Bone maintenance is achieved by the appropriate balance between bone formation and resorption. During aging, OB decreased activity, BMSC, OB, and OT senescence, and further cellular pool exhaustion shift this tenuous balance towards bone resorption (Farr and Almeida, 2018; Moerman et al., 2004; Connor et al., 2018). Our lab and others have shown that OB differentiation relies on higher levels of OxPhos activation and mitochondrial bioenergetics, which are compromised during aging (Shum et al., 2016b). In general, mitochondrial function and integrity are impaired during aging in several mechanisms such as, increased accumulation in mtDNA damage and ROS generation, decreased levels of respiratory chain proteins, deficient mitophagy, the quality control tool in mitochondria, dysfunctional UPRmt, and lessened ER-mitochondrial contact and therefore, organelle interaction (Barja, 1999; Sun et al., 2016; Rottenberg and Hoek, 2017; Moehle et al., 2019). ROS increase is also accompanied by a decline in cellular ROS-scavenging capacity leading to increased MPTP opening and loss of integrity of the IMM prompting higher oxidative stress, inflammation, and catabolic pathways. Not surprisingly, aging is by far the major risk factor for chronic and degenerative diseases.

There is vast evidence pointing that the deficient mitochondrial machinery observed in aging poses as an important factor in bone loss and fragility, and manipulation of such aging-related mitochondrial parameters are potential therapeutic targets to ameliorate bone-aging phenotype. Since mitochondria are contain TCA cycle and OxPhos machinery, we would only expect that aging mitochondria lead to important changes in the metabolic profile of aged bones. In fact, our group demonstrated that middle-aged 13 month-old mice present important changes in metabolite levels revealed by metabolomic analysis in long bones, namely a glycolytic shift, mitochondrial dysfunction, and oxidative stress (Shum et al., 2016b).

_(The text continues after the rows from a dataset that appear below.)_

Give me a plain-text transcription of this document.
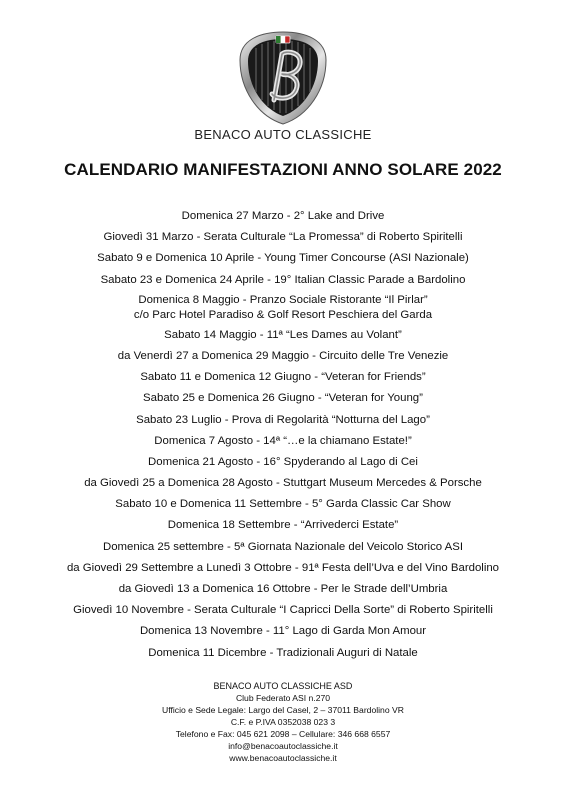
BENACO AUTO CLASSICHE
CALENDARIO MANIFESTAZIONI ANNO SOLARE 2022
Domenica 27 Marzo - 2° Lake and Drive
Giovedì 31 Marzo - Serata Culturale “La Promessa” di Roberto Spiritelli
Sabato 9 e Domenica 10 Aprile - Young Timer Concourse (ASI Nazionale)
Sabato 23 e Domenica 24 Aprile - 19° Italian Classic Parade a Bardolino
Domenica 8 Maggio - Pranzo Sociale Ristorante “Il Pirlar”
c/o Parc Hotel Paradiso & Golf Resort Peschiera del Garda
Sabato 14 Maggio - 11ª “Les Dames au Volant”
da Venerdì 27 a Domenica 29 Maggio - Circuito delle Tre Venezie
Sabato 11 e Domenica 12 Giugno - “Veteran for Friends”
Sabato 25 e Domenica 26 Giugno - “Veteran for Young”
Sabato 23 Luglio - Prova di Regolarità “Notturna del Lago”
Domenica 7 Agosto - 14ª “…e la chiamano Estate!”
Domenica 21 Agosto - 16° Spyderando al Lago di Cei
da Giovedì 25 a Domenica 28 Agosto - Stuttgart Museum Mercedes & Porsche
Sabato 10 e Domenica 11 Settembre - 5° Garda Classic Car Show
Domenica 18 Settembre - “Arrivederci Estate”
Domenica 25 settembre - 5ª Giornata Nazionale del Veicolo Storico ASI
da Giovedì 29 Settembre a Lunedì 3 Ottobre - 91ª Festa dell’Uva e del Vino Bardolino
da Giovedì 13 a Domenica 16 Ottobre - Per le Strade dell’Umbria
Giovedì 10 Novembre - Serata Culturale “I Capricci Della Sorte” di Roberto Spiritelli
Domenica 13 Novembre - 11° Lago di Garda Mon Amour
Domenica 11 Dicembre - Tradizionali Auguri di Natale
BENACO AUTO CLASSICHE ASD
Club Federato ASI n.270
Ufficio e Sede Legale: Largo del Casel, 2 – 37011 Bardolino VR
C.F. e P.IVA 0352038 023 3
Telefono e Fax: 045 621 2098 – Cellulare: 346 668 6557
info@benacoautoclassiche.it
www.benacoautoclassiche.it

At 18 month of age, mouse bone tissue showed an even higher metabolic shift towards glycolysis accompanied by a decrease in TCA-derived metabolite levels (Shum et al., 2016b). This increase in glycolysis in aging is most likely an adaptation to the impaired mitochondrial function. We also detected an increased energy charge, an important regulator of anabolic/catabolic pathway decision (Bassham and Krause, 1969), and higher oxidized glutathione levels, a marker for oxidative stress (Aquilano et al., 2014). These data indicate that the disturbed metabolic pathway in aged bone tissue is poised to promote bone catabolism and oxidative stress, respectively.

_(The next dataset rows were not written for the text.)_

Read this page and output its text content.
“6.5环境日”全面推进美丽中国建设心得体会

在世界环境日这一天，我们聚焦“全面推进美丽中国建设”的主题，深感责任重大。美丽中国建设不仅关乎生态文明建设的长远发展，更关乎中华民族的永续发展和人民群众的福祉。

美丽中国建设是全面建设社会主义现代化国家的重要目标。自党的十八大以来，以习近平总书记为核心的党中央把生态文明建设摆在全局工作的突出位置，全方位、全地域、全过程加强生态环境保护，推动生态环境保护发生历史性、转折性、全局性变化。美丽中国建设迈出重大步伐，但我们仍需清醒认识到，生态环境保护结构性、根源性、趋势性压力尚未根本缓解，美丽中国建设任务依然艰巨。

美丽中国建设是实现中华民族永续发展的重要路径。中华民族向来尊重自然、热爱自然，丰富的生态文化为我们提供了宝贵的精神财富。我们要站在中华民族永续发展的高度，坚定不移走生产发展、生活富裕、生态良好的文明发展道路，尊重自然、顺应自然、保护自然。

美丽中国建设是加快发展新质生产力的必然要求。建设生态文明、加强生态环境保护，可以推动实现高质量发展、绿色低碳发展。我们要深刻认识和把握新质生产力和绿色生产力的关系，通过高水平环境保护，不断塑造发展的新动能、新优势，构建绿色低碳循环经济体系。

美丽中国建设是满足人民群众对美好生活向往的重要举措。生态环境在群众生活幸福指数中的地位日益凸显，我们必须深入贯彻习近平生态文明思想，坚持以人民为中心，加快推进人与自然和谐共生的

Effects of bone therapies on bone metabolism

As extensively discussed above, energy metabolism and OxPhos activation are important for bone anabolism and homeostasis. Therefore we would only expect that therapies meant to improve OB function would also have an effect on OxPhos regulation and interconnected metabolic pathways. Even though there are neither clinical nor pre-clinical studies depicting how specific FDA-approved treatments impact bone metabolism, we can discuss some relevant published results. The known effects of PTH on bone metabolism are described in Section 4.5. Although it is vastly reported that an intermittent regimen of PTH peptide induces bone anabolism and changes some aspects of tissue metabolism (Kurland et al., 2000; Black et al., 2008; Rendina-Ruedy and Rosen, 2022), the exact effect on bone metabolic pathways is not totally clear. We have previously showed that BMP2 or Wnt3a induce OxPhos via Akt signaling (Smith and Eliseev, 2021), therefore we can assume that therapies using anti-sclerostin or recombinant BMPs should produce some effects on bone metabolic profile as well. Hormone replacement therapy is also described as an efficient treatment to prevent bone loss and decrease the risk fracture in postmenopausal women, although it is not considered the first-option treatment due to concerns of side effects (Levin et al., 2018). In osteoclasts (OCL), estrogen suppresses cytokines such as receptor activator of nuclear factor kappa-Β ligand (RANK-L), macrophage colony-stimulating factor (M-CSF), and Interleukin-6, regulating OCL proliferation, maturation and apoptosis. In OBs, estradiol is shown to induce early differentiation and increase cell lifespan (Kousteni et al., 2001). Not surprisingly, mice with Estrogen Receptor-α deletion in osteoprogenitor Prx1-expressing cells is characterized by reduced cortical bone thickness (Almeida et al., 2013). Estrogen plays an important role in cell metabolism by inducing higher OxPhos usage (Gaignard et al., 2017; Torres et al., 2018) and protecting mitochondria against ROS and opening of the mitochondrial permeability transition pore (Burstein et al., 2018). It remains to be elucidated how much of the bone anabolic effect of estrogen is due to its positive effect on OB mitochondria. In sum, there is a growing number of studies showing that specifically targeting mitochondrial function and, thus, OB metabolism can produce beneficial effects and that this venue can be further explored as a therapeutic option to stimulate bone anabolism.

Methods to study bioenergetics on a subcellular, cellular, and tissue levels

We will only briefly outline (see Table 3) the available techniques to study bone cell and tissue bioenergetics since these techniques are described elsewhere, e.g. in excellent reviews by Brandt and Nicholls (Brand and Nicholls, 2011) and others (Scaduto and Grotyohann, 1999; O'Reilly et al., 2003; Zorova et al., 2018; Hawkins and Davies, 2019; McLaughlin et al., 2020).

Table 3

Methods to study bioenergetics. TMRE, tetramethylrhodamine esther; TMRM, tetramethylrhodamine, methyl ester; NBDG, 2-(N-(7-nitrobenz-2-oxa-1,3-diazol-4-yl)amino)-2-deoxyglucose; NAO, nonyl acridine orange; IRDye-2DG, infrared dye 2-deoxyglucose; PET, positron emission tomography; FDG, fluorodeoxyglucose.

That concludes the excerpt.